World News 2001
News From Media Around The World

April

Women working in the technology sector find gender can be an obstacle to their development.  A survey in the US found women felt they had to fit into a masculine workplace where gender was a barrier to advancement and people assumed they were not as technically proficient as male colleagues.

Report by Margaret Steen for SiliconValley.com  - click here for full report

For the first time ever in the UK a Chief Executive of a major public company will take maternity leave.  Belinda Earl started as boss of Debenhams a year ago.  Yvette Cooper, a Health Minister will become the first government minister to take maternity leave soon.

There is growing cross-party consensus in the UK to support the introduction of legal amendments to allow positive discrimination in politics.

Report by Melissa Kite for The Times - click here for full story

March

Only 3% of executives at the highest level are women, while the average intake in a City firm (London, UK) is divided equally between the sexes. According to the Equal Opportunities Commission, women working full-time in banking and finance earn 55% of male colleagues' earnings.  An investment banker has just accepted £70,000 for unfair dismissal. She had been asked to wear short skirts and give massages.  She was made redundant while on maternity leave.

One analyst said: 

"The problem with these places is that they don't take their human resources departments seriously. They see them as a service rather than a critical part of the company."

Report by Emma Brockes for The Guardian - click here for full story

The Zapatista movement in Mexico may secure rights for many, but women may not be included reports The New Statesman .  John Carlin writes that the Zapatistas may:

"entrench a tradition where fathers sell their daughters to prospective husbands; where rape is unexceptional and rarely punished; where, as a glance around any Indian community in Chiapas will reveal, all the men wear shoes, while almost all of the women - who do almost all of the work - go barefoot."

Report by John  Carlin for the New Statesman - click here for full article

Men have been asked to stay in and look after the children in a voluntary curfew in Bogota.   The idea was developed by the mayor, Antanas Mockus, to leave the city free for a 'Night Of The Women' and to encourage men to take a look at their own behaviour.

Report by Martin Hodgson for The Guardian - click here for full story

Men are still dominating the IT industry in the UK, with far more of them than women in nearly every type of job. But there is one notable exception - women outnumber men in the lowest paid positions.  Forty per cent of all women employed in high-tech jobs earn less than £25,000, compared with less than a quarter of men (23 per cent).

The Gender Divide in the European Union -  selection of statistics supplied by the European Women's Lobby - click here

February

Three decades after equal pay legislation came into force in Britain, women still receive significantly less pay than men, the Equal Opportunities Commission has said.  The commission wants the gap to be halved within five years and completely eradicated within eight.

Women are making more use than men of government online services in the UK according to research.  The report finds that women, who are increasingly the main controllers of household spending, are making greater use of online information across all websites, not just public sector sites.

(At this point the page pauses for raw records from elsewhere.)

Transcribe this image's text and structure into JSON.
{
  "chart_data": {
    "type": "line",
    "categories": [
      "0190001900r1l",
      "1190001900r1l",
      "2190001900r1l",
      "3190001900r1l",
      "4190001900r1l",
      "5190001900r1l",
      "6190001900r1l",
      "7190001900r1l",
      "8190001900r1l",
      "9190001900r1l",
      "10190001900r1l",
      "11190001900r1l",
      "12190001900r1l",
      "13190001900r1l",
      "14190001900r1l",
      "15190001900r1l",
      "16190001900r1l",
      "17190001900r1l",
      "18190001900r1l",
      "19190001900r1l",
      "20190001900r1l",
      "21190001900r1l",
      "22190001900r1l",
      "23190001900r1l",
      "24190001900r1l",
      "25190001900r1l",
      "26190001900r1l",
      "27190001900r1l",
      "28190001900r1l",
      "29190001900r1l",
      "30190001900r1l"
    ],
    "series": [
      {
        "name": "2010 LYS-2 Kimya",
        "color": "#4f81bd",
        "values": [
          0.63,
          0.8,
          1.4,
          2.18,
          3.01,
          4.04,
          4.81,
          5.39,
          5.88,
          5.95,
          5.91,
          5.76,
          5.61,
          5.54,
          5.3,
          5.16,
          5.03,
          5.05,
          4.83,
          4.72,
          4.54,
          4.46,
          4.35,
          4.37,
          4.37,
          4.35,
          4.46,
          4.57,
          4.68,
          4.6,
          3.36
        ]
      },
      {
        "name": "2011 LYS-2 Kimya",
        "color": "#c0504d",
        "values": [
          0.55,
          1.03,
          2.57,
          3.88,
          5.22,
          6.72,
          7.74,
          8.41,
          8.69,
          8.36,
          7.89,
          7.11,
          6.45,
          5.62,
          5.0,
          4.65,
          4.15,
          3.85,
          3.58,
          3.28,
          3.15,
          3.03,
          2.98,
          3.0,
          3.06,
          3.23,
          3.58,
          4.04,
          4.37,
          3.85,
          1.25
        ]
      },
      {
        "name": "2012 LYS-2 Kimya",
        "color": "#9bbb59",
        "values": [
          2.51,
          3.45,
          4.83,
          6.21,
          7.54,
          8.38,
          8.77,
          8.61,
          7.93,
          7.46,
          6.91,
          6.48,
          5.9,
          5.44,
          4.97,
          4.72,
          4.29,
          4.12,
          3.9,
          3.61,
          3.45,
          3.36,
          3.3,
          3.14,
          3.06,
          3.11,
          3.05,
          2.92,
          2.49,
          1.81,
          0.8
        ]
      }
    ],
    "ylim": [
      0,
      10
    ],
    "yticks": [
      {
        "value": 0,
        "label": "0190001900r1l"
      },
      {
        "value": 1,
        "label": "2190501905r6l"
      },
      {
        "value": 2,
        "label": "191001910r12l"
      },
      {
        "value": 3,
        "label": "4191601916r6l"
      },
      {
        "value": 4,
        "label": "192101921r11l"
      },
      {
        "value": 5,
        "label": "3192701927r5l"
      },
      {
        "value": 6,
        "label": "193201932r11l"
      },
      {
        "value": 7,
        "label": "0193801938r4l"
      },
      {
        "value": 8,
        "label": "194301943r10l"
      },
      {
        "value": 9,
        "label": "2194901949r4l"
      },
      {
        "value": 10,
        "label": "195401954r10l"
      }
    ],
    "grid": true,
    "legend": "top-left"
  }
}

Report by KableNet.com - click here for full article

Large technology companies are realising that women could help fill the skills gaps in the industry.  "It seems ironic that we have got a skills shortage and yet there are so few women in IT," said Louise Proddow, marketing director of Sun Microsystems in the UK.  Women account for only 24 per cent of employees in the UK IT sector and 20 per cent of IT professionals in the US.  

Report by Alison Maitland for FT.com - click here for the full article

Political parties in France are urgently wooing women candidates.  A new law requires parties to field an equal number of men and women candidates for most elections.  The law will operate in this year's local elections which are scheduled for March.

Report by Jon Henley for The Guardian - click here for the full report

Women will be able to vote and stand for office in parliamentary elections in Bahrain from 2004.  The groundbreaking move, the first of its kind in the Gulf region, is part of a new constitutional settlement to turn the state into a constitutional monarchy.

Report from the BBC  - click here for the full report

Germany write new rules to achieve equality and family-friendly work policies in civil service.